There’s a story that Suzuki Roshi told. He was the Zen master at the Zen Center here in San Francisco. He went to Yosemite and saw a big waterfall coming over a cliff. It’s one river at the top of the cliff, but as it falls, the river breaks up into all these individual droplets. And then it hits the bottom of the cliff, and it’s one river again. We’re all one river ‘till we hit this cliff. That distance between the top of the cliff and the bottom of the cliff is our life. And all the individual little droplets think they really are individual little droplets until they hit the bottom, and then they’re gone. But that droplet doesn't lose anything. It gains. It gains the rest of the river.

From the film, The Wild Parrots of Telegraph Hill

Inside Stories

People have questions about how the film was made. I want to use this page to tell some of the inside stories as well as my thoughts about the film. I'll add new ones from time to time.

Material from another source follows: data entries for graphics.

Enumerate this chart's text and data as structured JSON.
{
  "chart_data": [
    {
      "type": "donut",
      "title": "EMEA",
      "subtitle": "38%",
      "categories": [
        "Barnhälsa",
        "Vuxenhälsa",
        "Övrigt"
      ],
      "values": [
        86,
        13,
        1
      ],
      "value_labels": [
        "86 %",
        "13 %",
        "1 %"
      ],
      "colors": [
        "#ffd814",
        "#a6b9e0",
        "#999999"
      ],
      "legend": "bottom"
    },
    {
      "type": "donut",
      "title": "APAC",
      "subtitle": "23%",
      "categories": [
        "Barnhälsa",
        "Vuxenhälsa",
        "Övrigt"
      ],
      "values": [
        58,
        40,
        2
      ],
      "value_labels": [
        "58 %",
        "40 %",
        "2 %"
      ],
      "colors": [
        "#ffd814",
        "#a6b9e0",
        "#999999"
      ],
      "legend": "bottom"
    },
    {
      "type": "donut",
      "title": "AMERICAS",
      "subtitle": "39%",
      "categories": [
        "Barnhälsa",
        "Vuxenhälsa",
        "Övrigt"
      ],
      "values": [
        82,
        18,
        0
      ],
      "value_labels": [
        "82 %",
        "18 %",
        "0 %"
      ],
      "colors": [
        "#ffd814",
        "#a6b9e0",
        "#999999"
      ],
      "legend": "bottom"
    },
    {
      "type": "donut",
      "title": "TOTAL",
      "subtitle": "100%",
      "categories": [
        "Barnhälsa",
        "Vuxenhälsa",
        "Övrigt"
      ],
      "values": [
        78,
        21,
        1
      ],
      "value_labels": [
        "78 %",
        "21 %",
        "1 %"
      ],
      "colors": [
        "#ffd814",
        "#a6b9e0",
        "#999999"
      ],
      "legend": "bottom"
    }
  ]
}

Most people who've seen The Wild Parrots of Telegraph Hill agree that it's not quite like any other film, and seldom what people expect it to be. Most anticipate a nature documentary about some birds. Then it goes someplace else entirely. One of the most common types of e-mail that I receive is from some guy who was made to watch the film against his will and then ended up transfixed—and moved. Few people can ever say what the film is about exactly. Or even what kind of film it is. Is it a documentary? Judy thinks it is because she thinks of herself as a documentary filmmaker. I think of it as a poem, because, like a poem, it has many different levels.

I think the film works as poetry because Judy lets the footage tell her what any given film is about. In other words, she lets the images lead, rather than editing to a preconceived script, which makes the poetry real, not an artifice. The instances of serendipity surrounding the experience with the parrots—the human relationships, philosophical understandings, the book and the film—are so numerous that they astonish me. And they're still happening. If I ever get a chance to do a second edition of the parrot book, I'll incorporate more of that aspect of the story.

I'm often asked how the film has affected my life. The answer is: not nearly as much as one might think. People recognize me occasionally, especially around San Francisco, and I'm usually caught off-guard by it. I seldom think about the fact that I've been in a movie. It's awkward for me sometimes because the people who stop me are strangers, and as we talk I'll ask questions about them. Then I'll start to say something about myself and I'll realize, "Oh, they already know that." Sometimes there's nothing I can say. The film was more of an effect than a cause. The cause was the parrots, and they really did change my life. The best thing about the film for me was that it enabled me to meet my wife. I'd always wanted to get married. At the time filming started, I was despairing of ever meeting someone with whom I could settle down. I never assumed that the movie was going to be a big deal. It was an art project. But it was a big part of the turning point in my life that the parrots led me through. I'll be grateful to them for the rest of my life.